The westernmost cave, for tourists mostly, can be reached by a long stairway that begins inside the Cave Store on Coast Boulevard. The half-dozen or so other grottos in the series are usually accessible only to swimmers and kayakers. The two large easternmost caves, though, can be reached by dry-land hiking during selected rare intervals, namely extreme low tides. Next week features three such propitious occasions: On Tuesday, January 20, the tide sinks to a relatively abysmal -1.9 feet at 2:50 p.m. A repeat -1.9-foot tide occurs Wednesday, January 21, at 3:32 p.m. On Thursday, January 22, the tide dips to -1.7 feet at 4:12 p.m.
Start your walk, 30 to 45 minutes before the predicted lowest tide, from the south end of La Jolla Shores Beach, or from the beach access path alongside the Marine Room restaurant on Spindrift Drive. Work your way south over the cliff-hugging cobbles, or across the newly exposed tidepools, taking care not to step on the slippery green rocks. Some of the rocks are deeply pocked, evidence of "biological erosion" caused by the chemical secretions of urchins, barnacles, and other sea creatures. Crabs, startled by your approach, retreat hastily into crevices. Occasionally you can find a small octopus in one of the deeper pools or a seal resting on a higher and drier slab of rock.

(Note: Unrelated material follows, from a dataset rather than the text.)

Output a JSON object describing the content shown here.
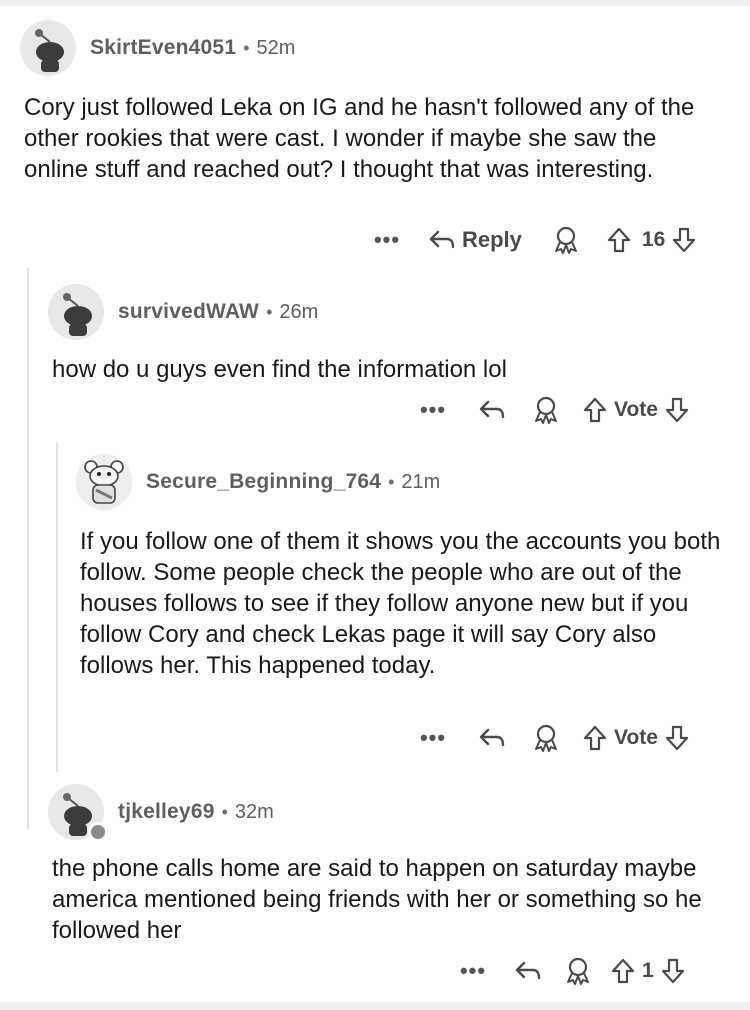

The first big grotto you come to soars some 50 feet and pinches in toward the rear. Let your vision adjust to the low light inside. The sandstone walls are stained with a rainbow of colors: red and orange from iron oxide, greens and grays from plant life, and purple from iodine in kelp. In the back of the cave is a low passage leading to an adjacent grotto. Enjoy, but do not forget about the incoming tide!